Attorney General Wilson and the rest of the coalition ask Congress to form a commission to study specifically how AI can be used to exploit children and to “act to deter and address child exploitation, such as by expanding existing restrictions on CSAM to explicitly cover AI-generated CSAM.”

Attorney General Wilson supports these efforts on a state level as well, recognizing this area is so important it will require federal and state action.

The letter continues, “We are engaged in a race against time to protect the children of our country from the dangers of AI. Indeed, the proverbial walls of the city have already been breached. Now is the time to act.”

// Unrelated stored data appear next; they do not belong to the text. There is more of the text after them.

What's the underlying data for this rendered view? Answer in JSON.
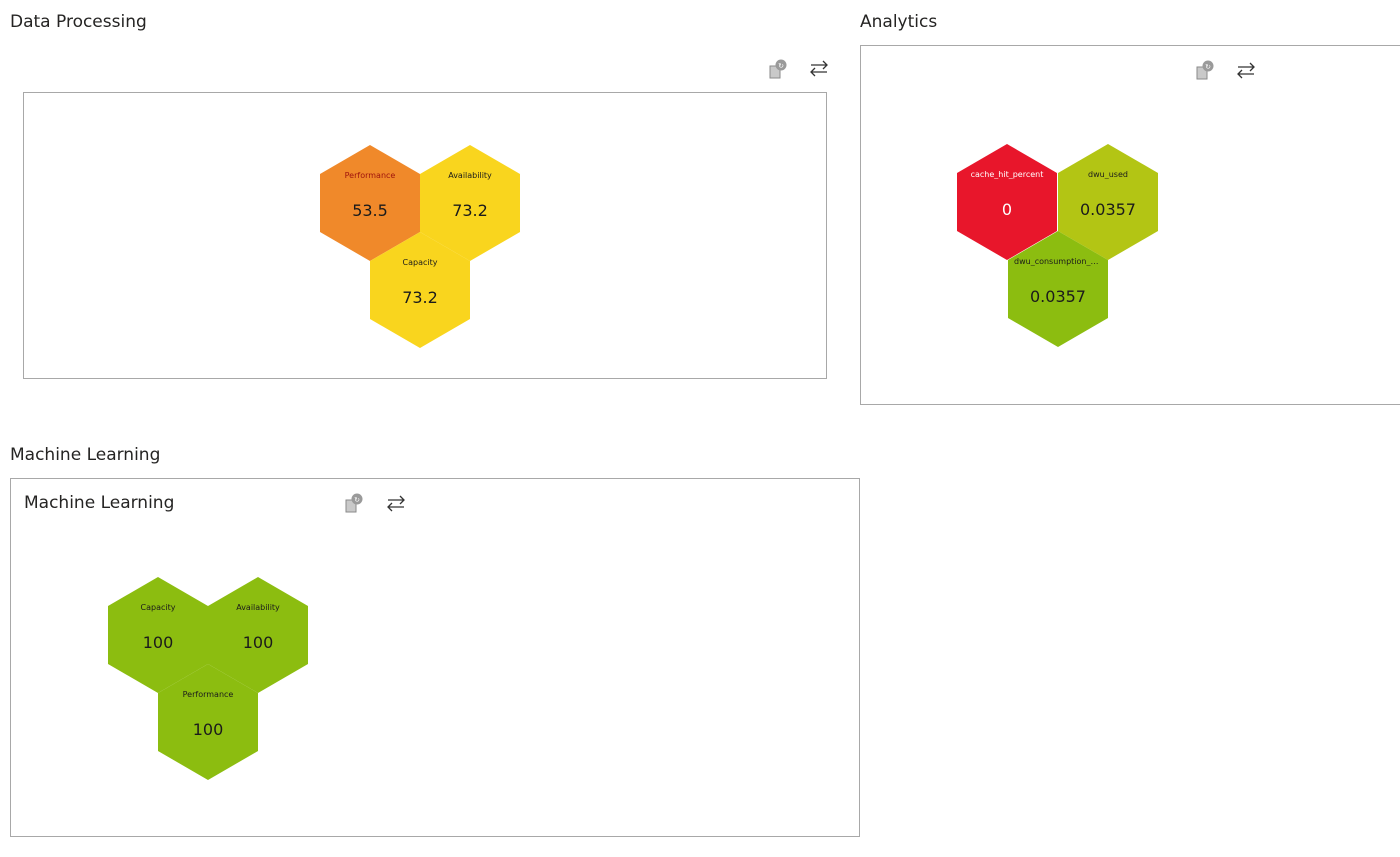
{
  "colors": {
    "orange": "#f0892a",
    "yellow": "#f9d51e",
    "red": "#e8162b",
    "olive": "#b3c514",
    "green": "#8cbd10"
  },
  "sections": {
    "data_processing": {
      "title": "Data Processing"
    },
    "analytics": {
      "title": "Analytics"
    },
    "machine_learning": {
      "title": "Machine Learning",
      "panel_title": "Machine Learning"
    }
  },
  "toolbar": {
    "refresh_icon": "refresh-data-icon",
    "swap_icon": "swap-arrows-icon"
  },
  "tiles": {
    "dp": [
      {
        "label": "Performance",
        "value": "53.5",
        "color": "orange"
      },
      {
        "label": "Availability",
        "value": "73.2",
        "color": "yellow"
      },
      {
        "label": "Capacity",
        "value": "73.2",
        "color": "yellow"
      }
    ],
    "an": [
      {
        "label": "cache_hit_percent",
        "value": "0",
        "color": "red"
      },
      {
        "label": "dwu_used",
        "value": "0.0357",
        "color": "olive"
      },
      {
        "label": "dwu_consumption_pe...",
        "value": "0.0357",
        "color": "green"
      }
    ],
    "ml": [
      {
        "label": "Capacity",
        "value": "100",
        "color": "green"
      },
      {
        "label": "Availability",
        "value": "100",
        "color": "green"
      },
      {
        "label": "Performance",
        "value": "100",
        "color": "green"
      }
    ]
  }
}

You can read the full letter here.

Attorneys general from Mississippi, North Carolina, and Oregon cosponsored the letter. They are also joined by Alabama, Alaska, Arizona, Arkansas, California, Colorado, Connecticut, Delaware, District of Columbia, Florida, Georgia, Hawaii, Idaho, Illinois, Indiana, Iowa, Kansas, Kentucky, Louisiana, Maine, Maryland, Massachusetts, Michigan, Minnesota, Missouri, Montana, Nebraska, Nevada, New Hampshire, New Jersey, New Mexico, New York, North Dakota, Northern Mariana Islands, Ohio, Oklahoma, Pennsylvania, Puerto Rico, Rhode Island, South Dakota, Tennessee, Texas, Utah, Vermont, Virgin Islands, Virginia, Washington, West Virginia, Wisconsin, and Wyoming signed the letter.